Step 9. Travel with light

Although you may not think that travel light will save you money, believe me, it will. First of all, each airline will charge for baggage. So each part of the flight will cost from 25 to 100 USD for each bag. It adds up quickly. Secondly, if you have two suitcases, you fill two suitcases full of things you probably don't need. Thirdly, using cheap transport such as the subway becomes frustrating and impractical when you carry two uncomfortable bags. Fourthly, your bags must always be with you or at the hotel, so if you plan to check out in the morning and go to another city, you will not be able to do anything until you reach the hotel and check your bags. In summary, the transportation of many items throughout Europe is a huge pain. My advice, and I can't stress it enough, is to put everything in one backpack. I have a 50 l backpack and it had everything I needed for a month and a half in Europe. Yes, there are laundry places in Europe. If you say, well, you don't understand because you're a man. I traveled with two young women and both fit everything in their backpack. If you say you don't understand because you are young, I went to Europe with my mother and she put everything in a standard school backpack! You can do it too!

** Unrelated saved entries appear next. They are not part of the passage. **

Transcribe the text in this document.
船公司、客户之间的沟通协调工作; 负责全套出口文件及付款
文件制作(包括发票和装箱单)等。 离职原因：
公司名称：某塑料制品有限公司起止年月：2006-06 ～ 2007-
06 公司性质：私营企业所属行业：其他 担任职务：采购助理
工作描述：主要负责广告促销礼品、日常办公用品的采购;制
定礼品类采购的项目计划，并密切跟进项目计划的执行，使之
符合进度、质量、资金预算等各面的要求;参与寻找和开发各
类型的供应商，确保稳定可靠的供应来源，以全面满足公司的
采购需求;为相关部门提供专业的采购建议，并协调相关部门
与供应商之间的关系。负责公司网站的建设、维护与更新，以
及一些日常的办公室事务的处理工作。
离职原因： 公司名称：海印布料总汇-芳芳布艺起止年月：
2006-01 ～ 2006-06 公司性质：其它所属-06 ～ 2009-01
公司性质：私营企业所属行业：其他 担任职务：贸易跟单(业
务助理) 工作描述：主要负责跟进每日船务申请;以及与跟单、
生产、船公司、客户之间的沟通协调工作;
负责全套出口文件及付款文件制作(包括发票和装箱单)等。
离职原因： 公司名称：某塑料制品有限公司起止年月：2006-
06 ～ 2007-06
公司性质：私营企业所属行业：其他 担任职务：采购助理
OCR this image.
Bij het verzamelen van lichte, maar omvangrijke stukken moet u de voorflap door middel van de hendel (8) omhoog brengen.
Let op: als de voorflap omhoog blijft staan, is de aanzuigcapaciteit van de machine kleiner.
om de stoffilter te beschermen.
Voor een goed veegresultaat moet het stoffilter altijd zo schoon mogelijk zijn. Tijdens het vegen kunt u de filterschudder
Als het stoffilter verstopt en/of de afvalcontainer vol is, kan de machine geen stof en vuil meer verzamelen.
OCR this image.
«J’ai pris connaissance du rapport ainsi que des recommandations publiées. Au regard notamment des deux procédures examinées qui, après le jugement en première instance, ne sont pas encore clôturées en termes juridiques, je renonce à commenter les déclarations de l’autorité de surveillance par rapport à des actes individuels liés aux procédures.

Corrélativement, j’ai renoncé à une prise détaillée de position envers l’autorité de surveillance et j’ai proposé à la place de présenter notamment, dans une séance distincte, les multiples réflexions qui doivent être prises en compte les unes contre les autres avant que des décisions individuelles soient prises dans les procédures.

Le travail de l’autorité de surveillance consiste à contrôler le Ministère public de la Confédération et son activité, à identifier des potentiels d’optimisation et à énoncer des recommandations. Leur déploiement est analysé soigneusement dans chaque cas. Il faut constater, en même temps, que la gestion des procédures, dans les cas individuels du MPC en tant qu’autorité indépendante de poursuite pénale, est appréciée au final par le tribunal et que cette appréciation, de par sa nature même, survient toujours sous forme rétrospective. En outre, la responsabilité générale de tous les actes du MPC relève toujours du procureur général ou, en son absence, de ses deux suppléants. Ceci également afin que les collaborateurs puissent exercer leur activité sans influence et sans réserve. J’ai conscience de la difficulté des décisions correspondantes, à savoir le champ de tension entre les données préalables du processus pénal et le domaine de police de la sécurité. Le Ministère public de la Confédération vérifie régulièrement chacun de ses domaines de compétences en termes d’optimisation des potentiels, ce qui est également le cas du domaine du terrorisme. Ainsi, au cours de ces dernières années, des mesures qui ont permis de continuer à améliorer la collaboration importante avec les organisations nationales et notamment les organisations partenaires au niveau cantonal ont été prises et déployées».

Step 10. Always plan for the worst and hope for the best

Every time I travel to Europe, I plan the expected expenses and sum up everything. I also plan on at least $ 200 of unexpected expenses. After all, my expenses are always well below this figure, but I never want to end up being overwhelmed by the costs.

Proposal

In 2000 I gave you a condensed guide to Europe on the budget. When booking a trip to Europe, there are of course many other things to think about, but the main thing is just to do it! Find cheap flights to Europe and book them. You can fill in all the empty fields later, don't try to plan everything before receiving the tickets and don't try to plan every second of every day. Leave time for spontaneity and immerse yourself in European life.